Adaptive speech emotion representation learning based on dynamic graph
Abstract
Graph representation learning has become a hot research topic due to its powerful nonlinear fitting capability in extracting representative node embeddings. However, for sequential data such as speech signals, most traditional methods merely focus on the static graph created within a sequence, and largely overlook the intrinsic evolving patterns of these data. This may reduce the efficiency of graph representation learning for sequential data. For this reason, we propose an adaptive graph representation learning method based on dynamically evolved graphs, which are consecutively constructed on a series of subsequences segmented by a sliding window. In doing this, it is better to capture local and global context information within a long sequence. Moreover, we introduce a weighted approach to update the node representation rather than the conventional average one, where the weights are calculated by a novel matrix computation based on the degree of neighboring nodes. Finally, we construct a learnable graph convolutional layer that combines the graph structure loss and classification loss to optimize the graph structure. To verify the effectiveness of the proposed method, we conducted experiments for speech emotion recognition on the IEMOCAP and RAVDESS datasets. Experimental results show that the proposed method outperforms the latest (non-)graph-based models.
Index Terms— Speech emotion recognition, Dynamic graph, Node similarity matrix, Adaptive graph presentation learning
1 Introduction
Graph representation learning has demonstrated tremendous promise due to its powerful capability of mining graph structure information and data relationships [1]. Graph convolutional network (GCN), a concrete and popular implementation in graph representation learning, has been widely used since it fully considers the relationships between target nodes and neighboring nodes to learn efficient node representations. For example, Compact-GCN [2] constructs a lightweight GCN architecture, which can perform accurate graph convolution for speech emotion recognition (SER). To model dynamic data, L-GrIN [3] proposes a learnable graph structure, which is designed to adapt across modalities.
Despite great progress made in graph representation learning for SER, they primarily focused on a static graph constructed on an entire utterance. This may fail to capture the trivial variation of emotion in a small region. Moreover, for most previous methods, the dominant paradigm to update the node representations is by averaging the information of neighboring nodes, without considering the importance of different neighboring nodes.
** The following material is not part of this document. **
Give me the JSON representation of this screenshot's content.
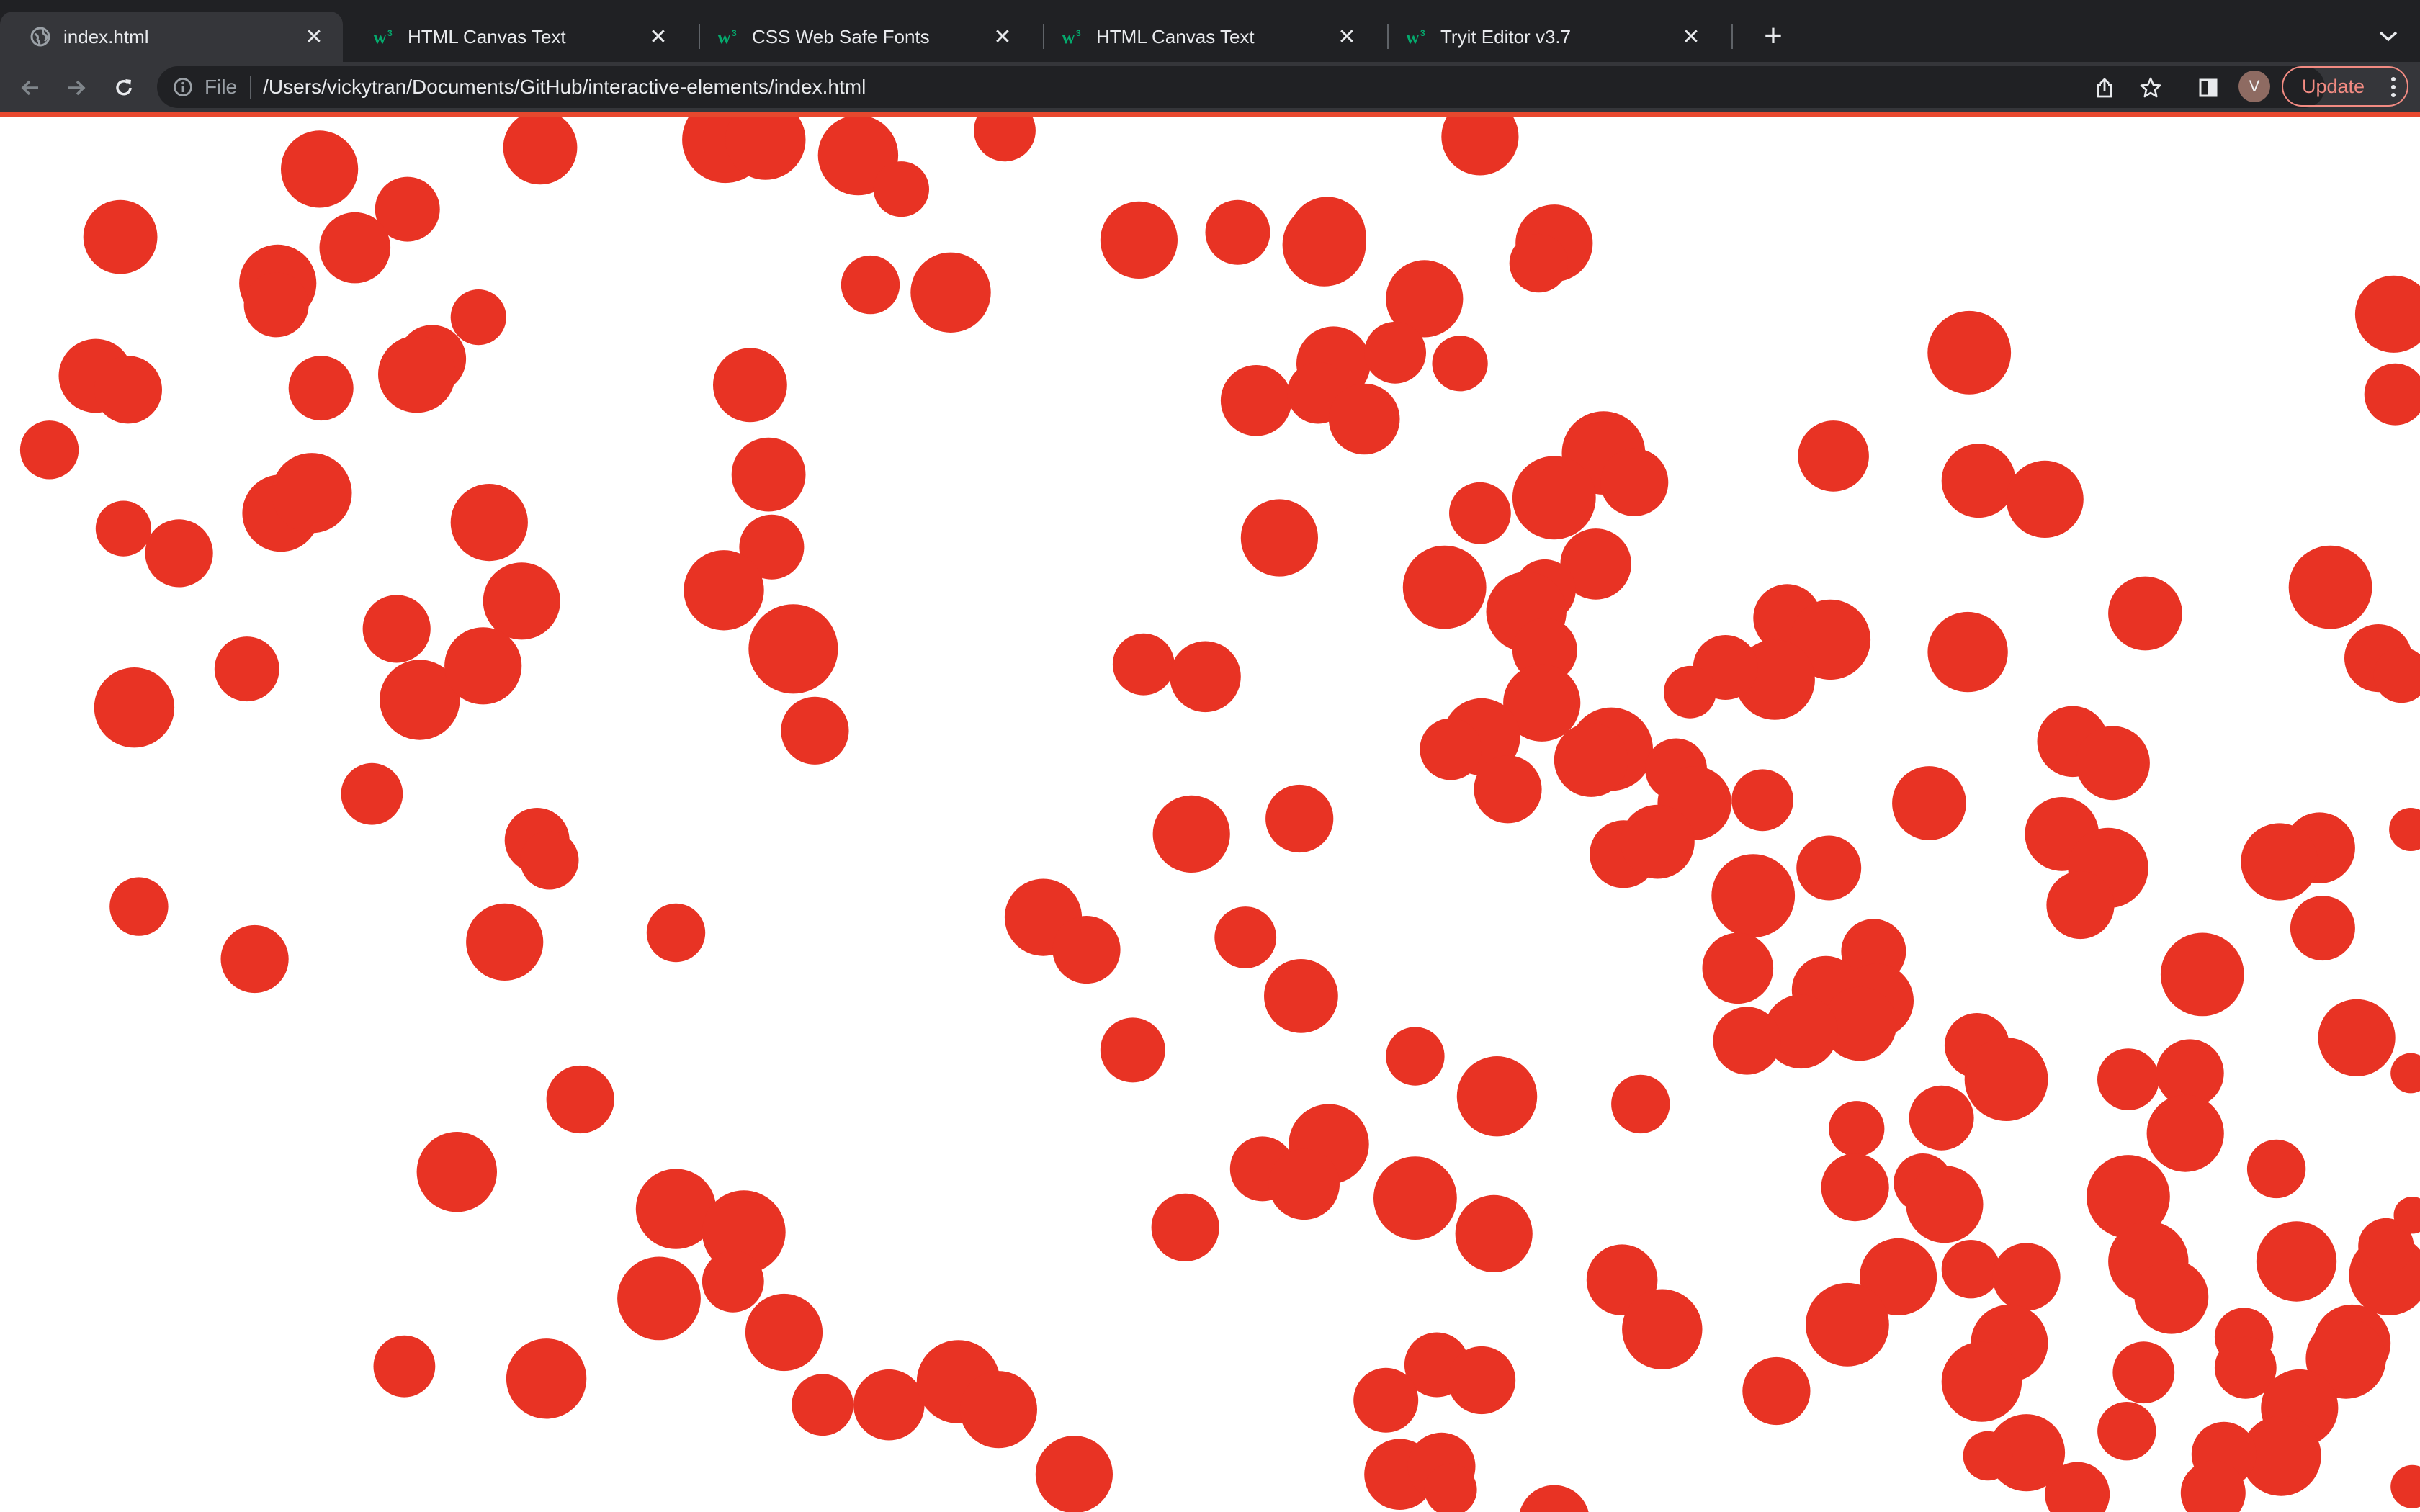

Although some efforts have been made to explore a weighted average approach by considering the attention mechanism [4, 5], the calculation process is time-consuming and highly computationally complex.
To address these shortcomings, this paper proposes an adaptive graph representation learning model based on dynamically evolved graphs. Specifically, we consecutively construct the graphs on a set of subsequences segmented by a sliding window, where each node of the graph corresponds to a frame (frame-to-node), and extract the feature vector of the frame as its node representation. Then, the node representation is updated by our proposed matrix calculation method. Finally, we construct a learnable graph convolutional layer to optimize the graph structure. The contributions of this paper are summarized as follows:
-
•
We introduce a weighted method to update the node representations rather than the traditional methods of averaging the information of neighboring nodes, where the weights are calculated by the proposed matrix computation based on the degree of neighboring nodes.
-
•
We construct a learnable graph convolutional layer that combines the graph structure loss and classification loss to jointly optimize the graph structure during the training.
-
•
Experimental results show that our SER model has better performance than the state-of-the-art (SOTA) graph-based networks and several widely used non-graph-based models on the IEMOCAP and RAVDESS datasets.
2 Related work
There are two kinds of graph representation learning that are used to deal with static graphs and dynamic graphs. For the former, these methods focus on mining the connectivity of graphs. A well-known connectivity way is to connect the first-order or second-order neighboring nodes [3], which provide the structure information of a graph at different levels. Commonly used approaches, including random walk (DeepWalk [6] and Node2Vec [7]), graph convolution (GCNs [8]), sampling (GraphSAGE [9] and GraphSAINT [10]), non-negative matrix decomposition (M-NMF [11]), and attention mechanism (GAT [12]). However, these methods largely ignore the evolution of graph structures and the temporal properties of graphs.
Recently, several dynamic representation learning approaches have been proposed. Specifically, to dig deeper into the local structure of the graph, StudentLSP [13] utilizes a knowledge distillation method to learn the node representations. DySAT [14] learns node representations with the help of a self-attention mechanism by modeling both neighboring nodes and temporal attributes. FADGC [5] captures the temporal properties of dynamic graphs by using a fine-grained attention mechanism to focus on the node changes. In addition, to learn the dynamic graph representations of a set of nodes, EvolveGCN [15] is implemented through a long short-term memory. However, like most GCN-based methods, the node aggregation of EvolveGCN is realized by averaging the information of neighboring nodes, which may not effectively take into account the importance of different neighboring nodes. To this end, we propose a new matrix computation method to update node representations based on the degree of neighboring nodes.
3 Proposed Approach
This section elaborates on our proposed architecture, which consists of three parts: the graph construction, the computation of relations between nodes, and the learnable graph convolutional layer. The overall framework of our model is shown in Fig. 1.

3.1 Graph construction
Let indicate a dynamic graph, different from the traditional methods that only construct a static graph for an entire sequence. is an observed graph specific to an audio segment and the structure of varies with different audio segments. denote the structure of . More specifically, , where indicate that each audio segment has nodes, is an edge set at audio segment , and is a feature matrix for all nodes at audio segment . Given a dynamic graph , the goal of graph representation learning is to study a function for each in . Specifically, based on the function , the given can be output as low-dimensional representations, e.g., , where .
Our graph construction follows the frame-to-node transformation, as shown in Fig. 2.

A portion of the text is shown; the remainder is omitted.